Desiring more does not mean that one cannot be in a relationship or in fact love the inferior colour to oneself. It just means that eventually when initial excitement passes, they will miss the qualities to which they lean to. They may suppress that missing by applying wisdom and understanding that relationship with every colour has similar advantages and disadvantages.

Both women and men can break the commitment and leave their partner to the colours they desire more. It is hard to be judgmental here, because in the end it yields more happiness for them not necessarily for the person they leave. It is gambling for them as well because the outcome is unknown. The person that is left is often shattered and with broken heart. Yellow and Red women and men tend to leave more often than Blue and Green, this is because they are naturally more egoistic and are willing to take more risks. They are often amoral as well, thus they don't think about the pain they inflict to the other person.

From that you can also conclude who needs whom more, who is chasing whom. It is not 100% correct as maybe there are exceptions and age and level of intelligence has to do a lot with it as well but is a good basis to think about.

So when you hear: “Let’s be friends or it is not you, it is me” it has often a lot to do with subconscious psychological desires and that colour based law of attraction, eventually in the end nothing else than evolutionary forces of nature.

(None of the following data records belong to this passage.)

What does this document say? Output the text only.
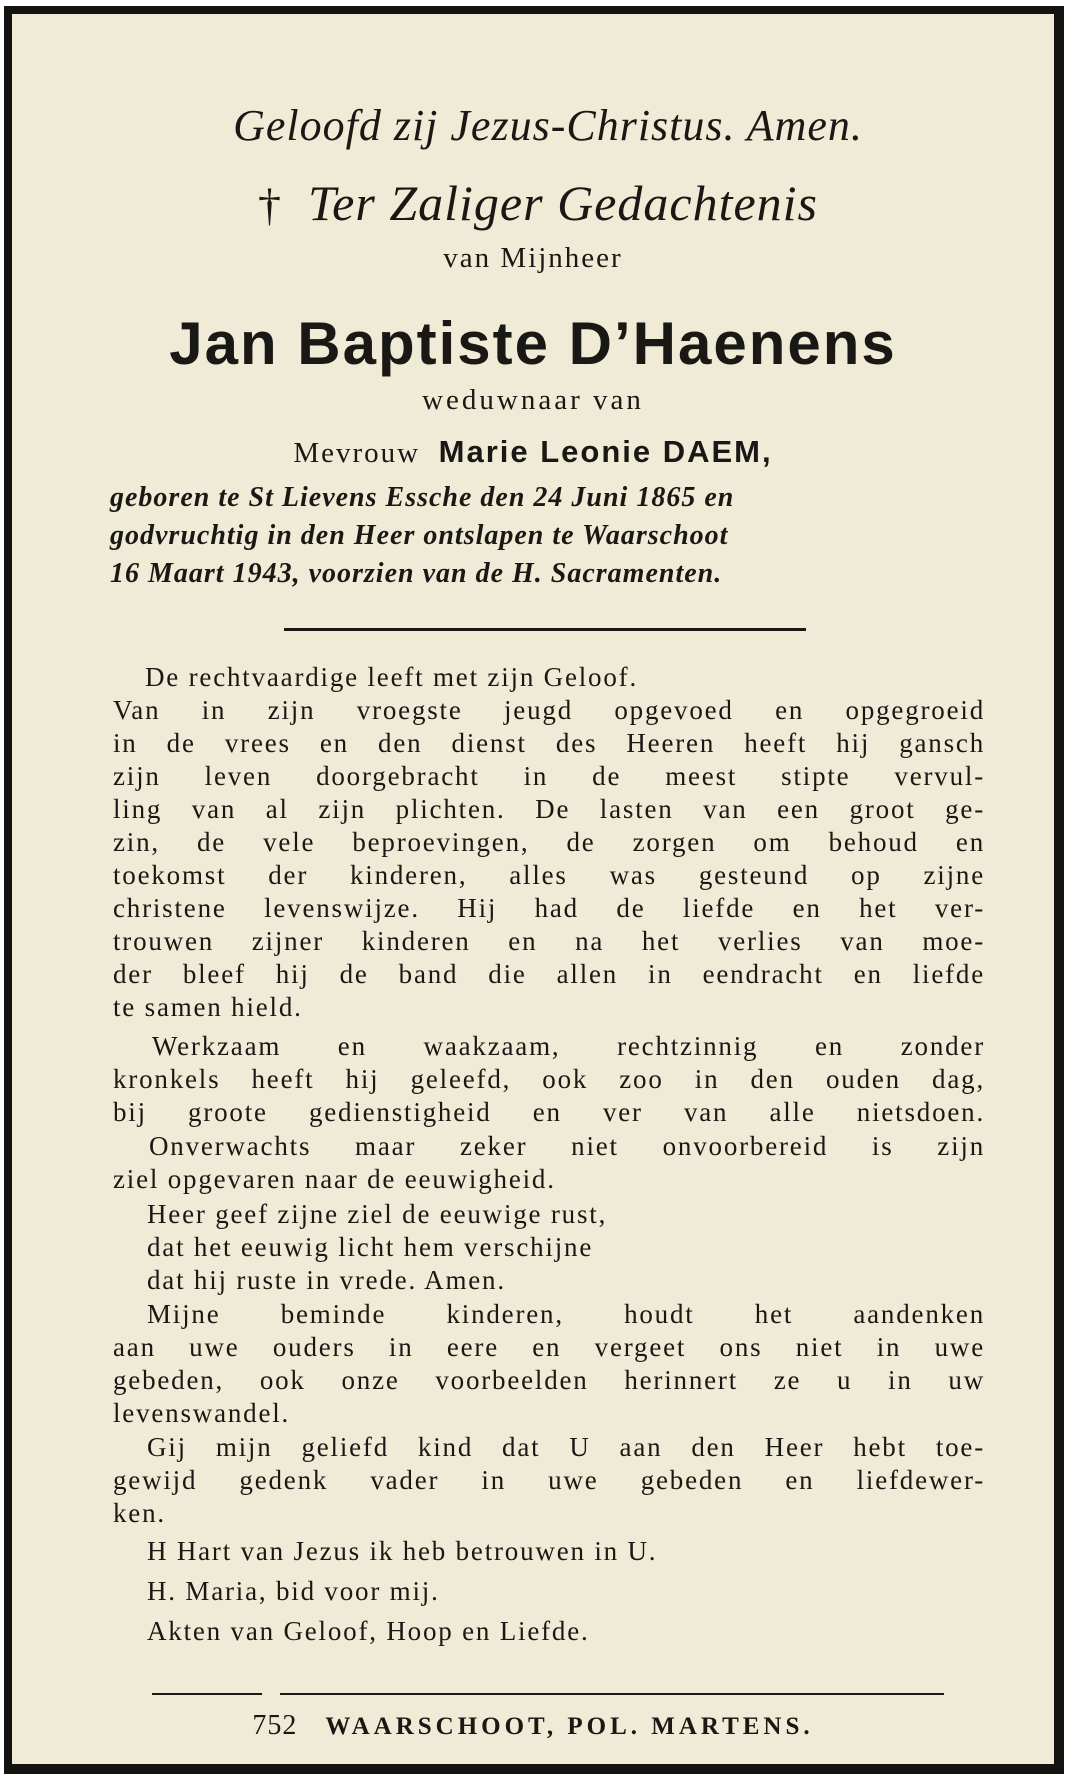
Geloofd zij Jezus-Christus. Amen.
† Ter Zaliger Gedachtenis
van Mijnheer
Jan Baptiste D’Haenens
weduwnaar van
Mevrouw Marie Leonie DAEM,
geboren te St Lievens Essche den 24 Juni 1865 en
godvruchtig in den Heer ontslapen te Waarschoot
16 Maart 1943, voorzien van de H. Sacramenten.
De rechtvaardige leeft met zijn Geloof.
Van in zijn vroegste jeugd opgevoed en opgegroeid
in de vrees en den dienst des Heeren heeft hij gansch
zijn leven doorgebracht in de meest stipte vervul-
ling van al zijn plichten. De lasten van een groot ge-
zin, de vele beproevingen, de zorgen om behoud en
toekomst der kinderen, alles was gesteund op zijne
christene levenswijze. Hij had de liefde en het ver-
trouwen zijner kinderen en na het verlies van moe-
der bleef hij de band die allen in eendracht en liefde
te samen hield.
Werkzaam en waakzaam, rechtzinnig en zonder
kronkels heeft hij geleefd, ook zoo in den ouden dag,
bij groote gedienstigheid en ver van alle nietsdoen.
Onverwachts maar zeker niet onvoorbereid is zijn
ziel opgevaren naar de eeuwigheid.
Heer geef zijne ziel de eeuwige rust,
dat het eeuwig licht hem verschijne
dat hij ruste in vrede. Amen.
Mijne beminde kinderen, houdt het aandenken
aan uwe ouders in eere en vergeet ons niet in uwe
gebeden, ook onze voorbeelden herinnert ze u in uw
levenswandel.
Gij mijn geliefd kind dat U aan den Heer hebt toe-
gewijd gedenk vader in uwe gebeden en liefdewer-
ken.
H Hart van Jezus ik heb betrouwen in U.
H. Maria, bid voor mij.
Akten van Geloof, Hoop en Liefde.
752 WAARSCHOOT, POL. MARTENS.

So as a guy or a girl you believe in mercy of a women which you desire and they don’t desire you, e.g. you are green, she is red or you are blue and she is yellow, then think again. Wetter also desired Lotta and it didn’t work out for him.

What can you do about it? Very little I think, if people have similar intelligence, age and looks, there is little to help it. What you can do is when you are a guy and you are older, wealthier, prettier, you can somehow override natural leaning colour order. I don’t know for how long. Falling in love can help you as long as both people fall in love as well. Up to a point, where magic of drugs disappears. It varies and usually disappears quicker for red and yellow than for blue and green types. They have the highest probability to end the relationship first.

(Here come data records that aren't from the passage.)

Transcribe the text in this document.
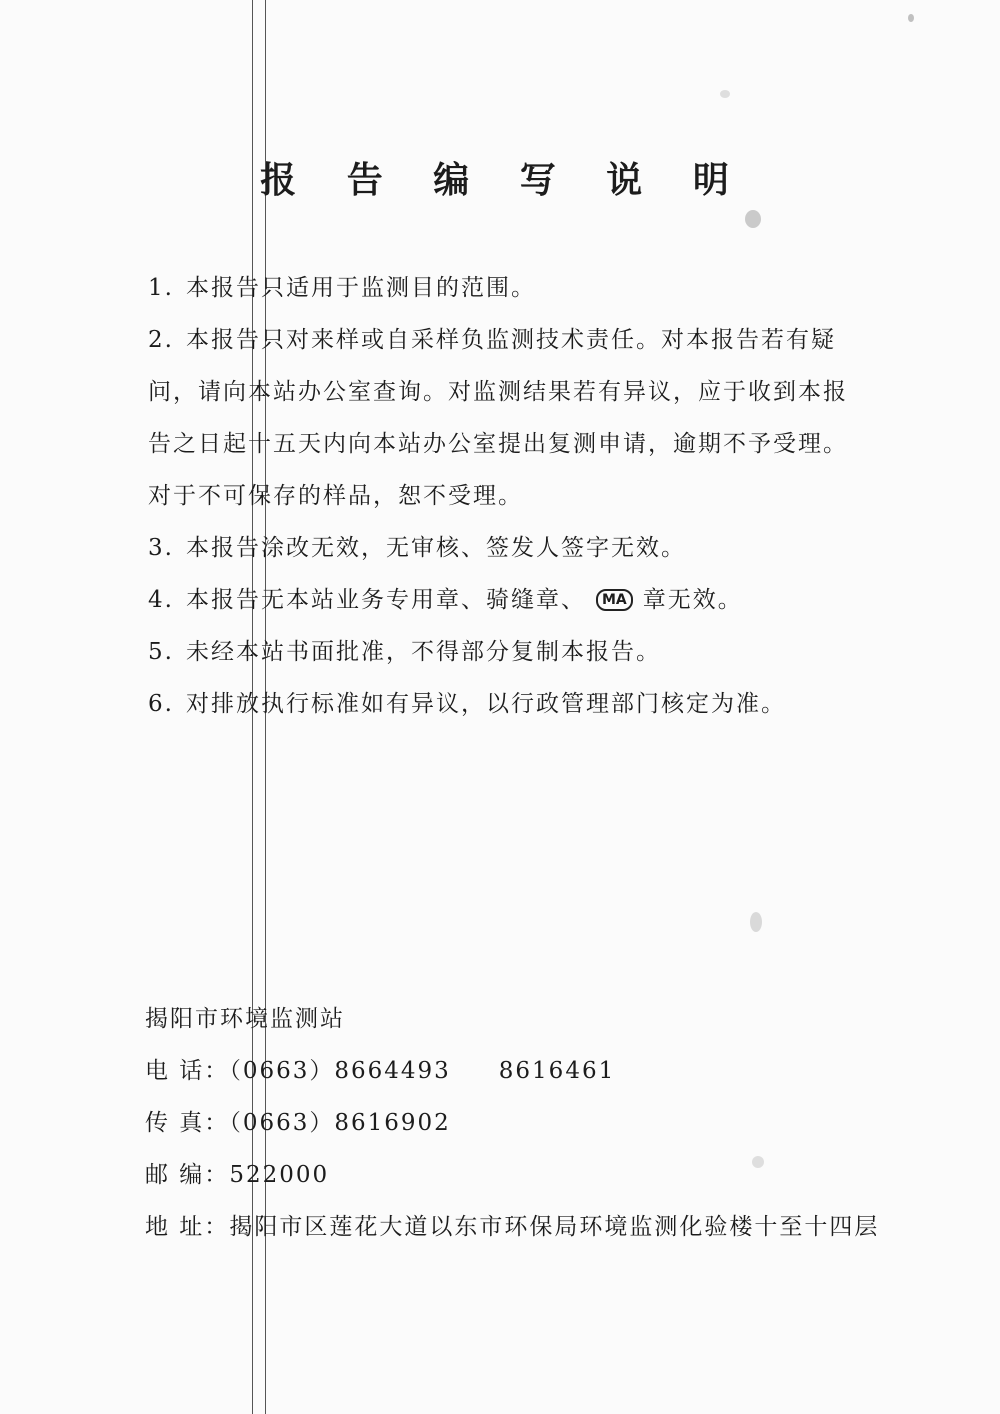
报 告 编 写 说 明

1. 本报告只适用于监测目的范围。

2. 本报告只对来样或自采样负监测技术责任。对本报告若有疑问，请向本站办公室查询。对监测结果若有异议，应于收到本报告之日起十五天内向本站办公室提出复测申请，逾期不予受理。对于不可保存的样品，恕不受理。

3. 本报告涂改无效，无审核、签发人签字无效。

4. 本报告无本站业务专用章、骑缝章、 MA 章无效。

5. 未经本站书面批准，不得部分复制本报告。

6. 对排放执行标准如有异议，以行政管理部门核定为准。

揭阳市环境监测站

电 话：（0663）8664493 8616461

传 真：（0663）8616902

邮 编：522000

地 址：揭阳市区莲花大道以东市环保局环境监测化验楼十至十四层
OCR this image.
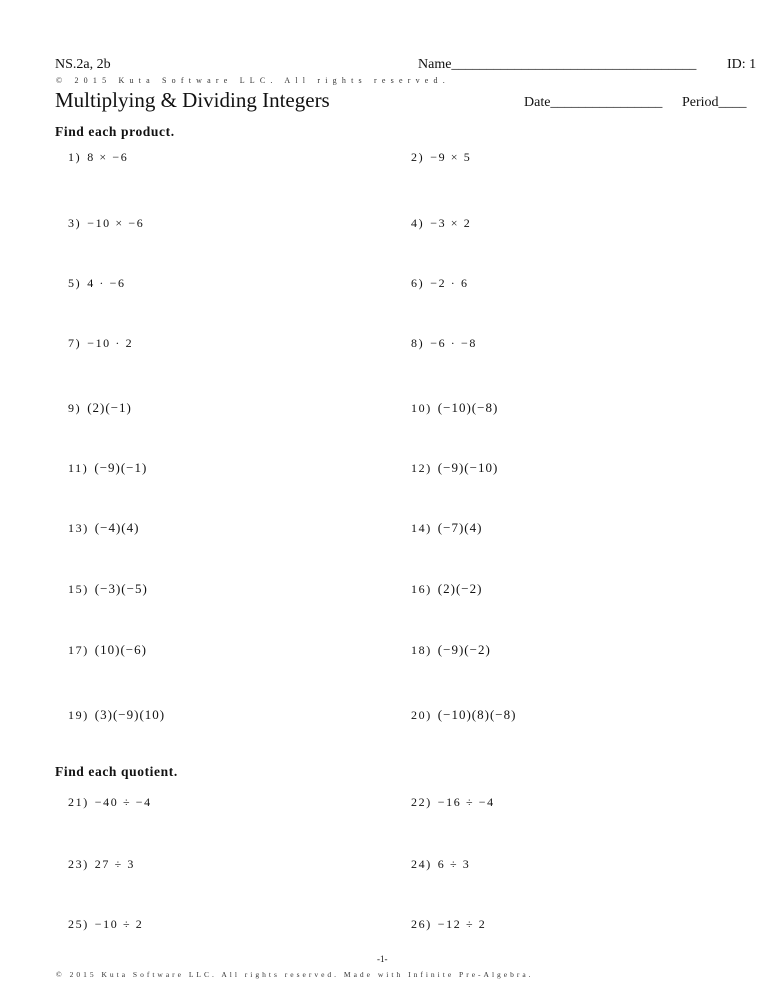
NS.2a, 2b	Name___________________________________ ID: 1
© 2015 Kuta Software LLC. All rights reserved.
Multiplying & Dividing Integers	Date________________ Period____
Find each product.
Find each quotient.
1) 8 × −6	2) −9 × 5
3) −10 × −6	4) −3 × 2
5) 4 · −6	6) −2 · 6
7) −10 · 2	8) −6 · −8
9) (2)(−1)	10) (−10)(−8)
11) (−9)(−1)	12) (−9)(−10)
13) (−4)(4)	14) (−7)(4)
15) (−3)(−5)	16) (2)(−2)
17) (10)(−6)	18) (−9)(−2)
19) (3)(−9)(10)	20) (−10)(8)(−8)
21) −40 ÷ −4	22) −16 ÷ −4
23) 27 ÷ 3	24) 6 ÷ 3
25) −10 ÷ 2	26) −12 ÷ 2
-1-
© 2015 Kuta Software LLC. All rights reserved. Made with Infinite Pre-Algebra.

From my observation the longest relationships are based around soul mates or spiritual connection of some sort but even that does not override natural order.

Men tend to be more powerful than men because naturally they are more arrogant but emotionally men are not necessarily more powerful than women. They resort more to arrogance and/or cheating than being able to handle emotions as well as women. They may be as shattered or even more after a break up than women. Again psychological strength of colours in love is important to understand it.

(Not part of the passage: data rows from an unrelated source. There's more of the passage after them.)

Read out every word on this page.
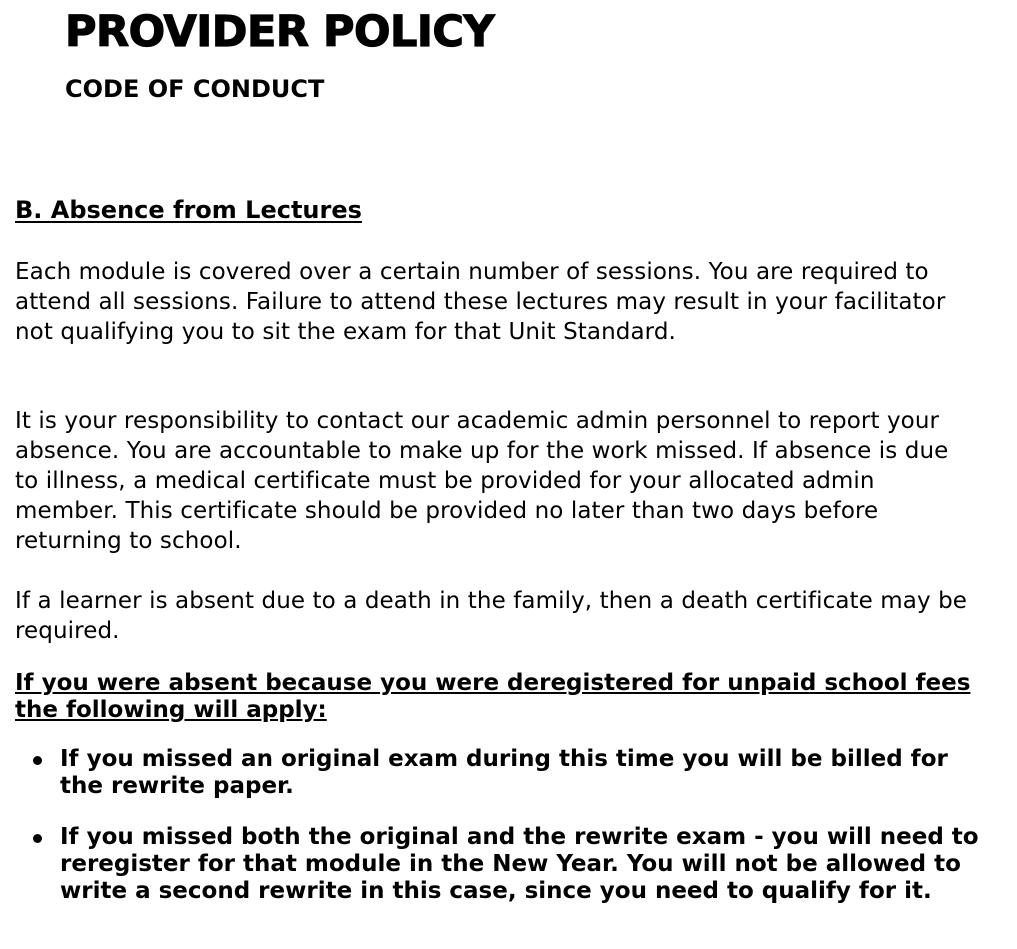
PROVIDER POLICY
CODE OF CONDUCT
B. Absence from Lectures

Each module is covered over a certain number of sessions. You are required to attend all sessions. Failure to attend these lectures may result in your facilitator not qualifying you to sit the exam for that Unit Standard.

It is your responsibility to contact our academic admin personnel to report your absence. You are accountable to make up for the work missed. If absence is due to illness, a medical certificate must be provided for your allocated admin member. This certificate should be provided no later than two days before returning to school.

If a learner is absent due to a death in the family, then a death certificate may be required.

If you were absent because you were deregistered for unpaid school fees the following will apply:

If you missed an original exam during this time you will be billed for the rewrite paper.
If you missed both the original and the rewrite exam - you will need to reregister for that module in the New Year. You will not be allowed to write a second rewrite in this case, since you need to qualify for it.
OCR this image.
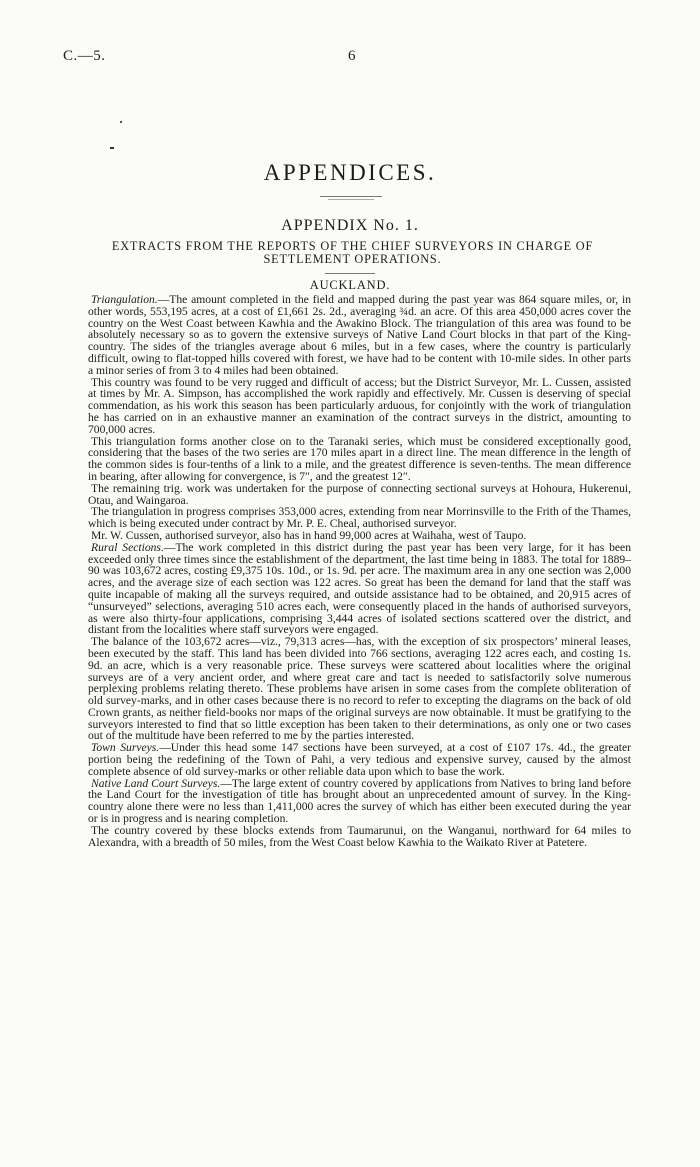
C.—5.	6
APPENDICES.
APPENDIX No. 1.
EXTRACTS FROM THE REPORTS OF THE CHIEF SURVEYORS IN CHARGE OF SETTLEMENT OPERATIONS.
AUCKLAND.

Triangulation.—The amount completed in the field and mapped during the past year was 864 square miles, or, in other words, 553,195 acres, at a cost of £1,661 2s. 2d., averaging ¾d. an acre. Of this area 450,000 acres cover the country on the West Coast between Kawhia and the Awakino Block. The triangulation of this area was found to be absolutely necessary so as to govern the extensive surveys of Native Land Court blocks in that part of the King-country. The sides of the triangles average about 6 miles, but in a few cases, where the country is particularly difficult, owing to flat-topped hills covered with forest, we have had to be content with 10-mile sides. In other parts a minor series of from 3 to 4 miles had been obtained.

This country was found to be very rugged and difficult of access; but the District Surveyor, Mr. L. Cussen, assisted at times by Mr. A. Simpson, has accomplished the work rapidly and effectively. Mr. Cussen is deserving of special commendation, as his work this season has been particularly arduous, for conjointly with the work of triangulation he has carried on in an exhaustive manner an examination of the contract surveys in the district, amounting to 700,000 acres.

This triangulation forms another close on to the Taranaki series, which must be considered exceptionally good, considering that the bases of the two series are 170 miles apart in a direct line. The mean difference in the length of the common sides is four-tenths of a link to a mile, and the greatest difference is seven-tenths. The mean difference in bearing, after allowing for convergence, is 7″, and the greatest 12″.

The remaining trig. work was undertaken for the purpose of connecting sectional surveys at Hohoura, Hukerenui, Otau, and Waingaroa.

The triangulation in progress comprises 353,000 acres, extending from near Morrinsville to the Frith of the Thames, which is being executed under contract by Mr. P. E. Cheal, authorised surveyor.

Mr. W. Cussen, authorised surveyor, also has in hand 99,000 acres at Waihaha, west of Taupo.

Rural Sections.—The work completed in this district during the past year has been very large, for it has been exceeded only three times since the establishment of the department, the last time being in 1883. The total for 1889–90 was 103,672 acres, costing £9,375 10s. 10d., or 1s. 9d. per acre. The maximum area in any one section was 2,000 acres, and the average size of each section was 122 acres. So great has been the demand for land that the staff was quite incapable of making all the surveys required, and outside assistance had to be obtained, and 20,915 acres of “unsurveyed” selections, averaging 510 acres each, were consequently placed in the hands of authorised surveyors, as were also thirty-four applications, comprising 3,444 acres of isolated sections scattered over the district, and distant from the localities where staff surveyors were engaged.

The balance of the 103,672 acres—viz., 79,313 acres—has, with the exception of six prospectors’ mineral leases, been executed by the staff. This land has been divided into 766 sections, averaging 122 acres each, and costing 1s. 9d. an acre, which is a very reasonable price. These surveys were scattered about localities where the original surveys are of a very ancient order, and where great care and tact is needed to satisfactorily solve numerous perplexing problems relating thereto. These problems have arisen in some cases from the complete obliteration of old survey-marks, and in other cases because there is no record to refer to excepting the diagrams on the back of old Crown grants, as neither field-books nor maps of the original surveys are now obtainable. It must be gratifying to the surveyors interested to find that so little exception has been taken to their determinations, as only one or two cases out of the multitude have been referred to me by the parties interested.

Town Surveys.—Under this head some 147 sections have been surveyed, at a cost of £107 17s. 4d., the greater portion being the redefining of the Town of Pahi, a very tedious and expensive survey, caused by the almost complete absence of old survey-marks or other reliable data upon which to base the work.

Native Land Court Surveys.—The large extent of country covered by applications from Natives to bring land before the Land Court for the investigation of title has brought about an unprecedented amount of survey. In the King-country alone there were no less than 1,411,000 acres the survey of which has either been executed during the year or is in progress and is nearing completion.

The country covered by these blocks extends from Taumarunui, on the Wanganui, northward for 64 miles to Alexandra, with a breadth of 50 miles, from the West Coast below Kawhia to the Waikato River at Patetere.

Another mistake that both men and women do is idealisation of both yellow and red. They are the most egoistic colours out there and in case of yellow often amoral in case of red very cruel. Idealisation is only up to a point where one is blind and cannot think sensibly and didn’t get to know this person well enough. Disappointment has to come. Therefore, it is fair to assume that if both men and women lean towards those colours it is because sexual energy leans there not the assumption that they are good people. If that assumption is in place, it is a wrong assumption because assumption is the mother of all... romantic disasters.

If you think about it, the whole world is based around exploitation of some sort but also balance. Psychological innate colours are therefore in this world to provide balance. It is amazing if you think about it. It doesn’t mean relationships will be successful, oh no, not necessarily.

You may draw a conclusion that I despise yellow and red a lot, calling them often egoists, etc. They are capable to acts of altruism, often unsolicited. If it just that I think blue and green people tend to be more altruistic than yellow and red. Maybe I am wrong.

Last but not least, at the end free will overrides absolutely anything, as long as you are strong enough to fight your feelings for someone.